Pubblico, con il suo consenso, la riflessione che un caro amico, Marco Riccini, voleva relegare in un commento ad un vecchio post d’argomento calviniano. Ma il testo meritava qualcosa di più, almeno un post tutto suo!
La ragione è ciò che ci accomuna, il massimo comune denominatore delle menti e personalità umane; 2+2 fa sempre 4, a tutte le latitudini, nonostante tutti i pregiudizi del mondo. L’illuminismo, insistendo sul valore della ragione, sottolinea i tratti di comune umanità, ci dice che in quanto uomini siamo uguali, rifiuta l’idea di nazione (un insieme basato su presupposti inconsistenti), abbraccia l’ideale cosmopolita.

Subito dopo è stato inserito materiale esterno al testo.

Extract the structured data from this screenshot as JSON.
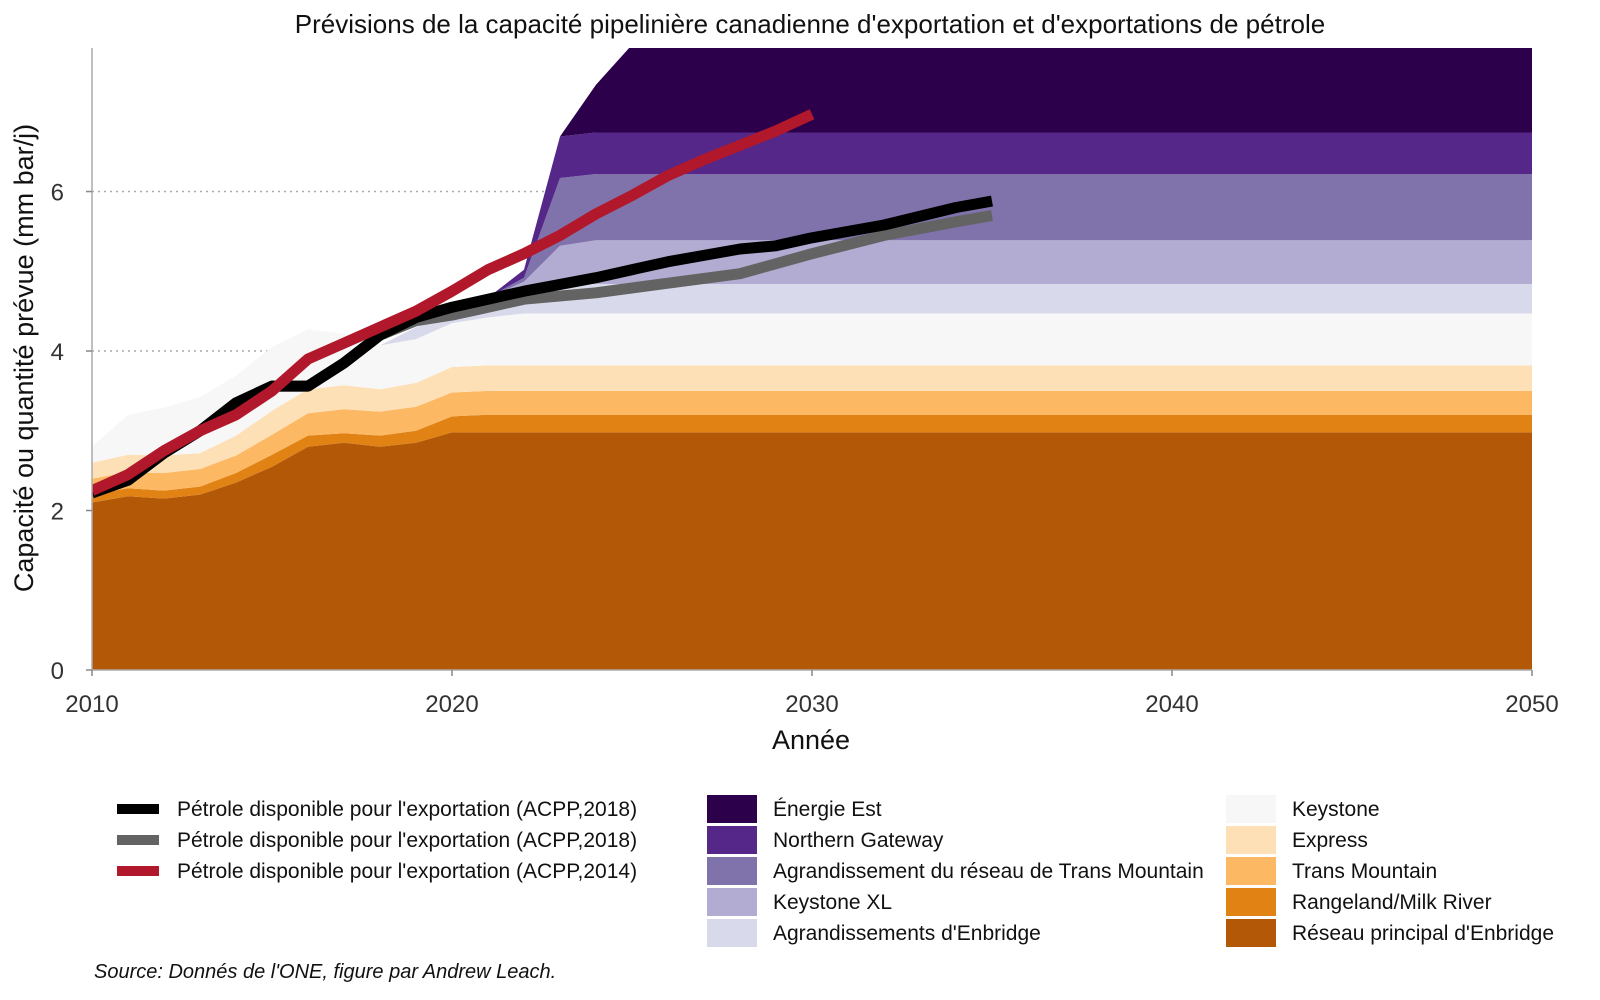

Il sentimento è ciò che ci distingue; di fronte al medesimo spettacolo, qualcuno può avvertire un moto di riprovazione, altri di attrazione, altri di sottile compiacimento, altri di sconcerto. Il romanticismo, insistendo sul valore del sentimento, sottolinea l’importanza dell’individualità (possibilmente creatrice), singolare e collettiva: la patria è una anche “di cuor”, come insegna Manzoni; dicendoci che in quanto uomini (e gruppi di uomini) siamo diversi fra di noi, il romanticismo esalta l’idea di individuo (e di nazione).
Cosimo Piovasco di Rondò è un illuminista, anticonformista: sembra rifiutare l’idea che l’uguaglianza debba portare all’omologazione, alla rinuncia a se stessi e alla propria identità; compie un gesto (molti gesti) dirompenti, apparentemente illogici, in realtà sempre compiutamente razionali e dominati dall’idea di fare il bene proprio e degli altri, senza rinunciare ad affermare la propria individualità con le proprie azioni, che forse è un modo di dire “libertà”.
Il Barone rampante esce nel 1957, scritto, a quanto pare, tra dicembre ’56 e primi del ’57. Nel 1956 c’era stata la repressione sovietica a Budapest, dove il grigiore dell’omologazione comunista (lontana ed estrema erede dell’illuminismo?) aveva negato la possibilità di fare qualcosa di diverso, aveva fatto capire agli ungheresi di non poter sopportare il loro desiderio di libertà.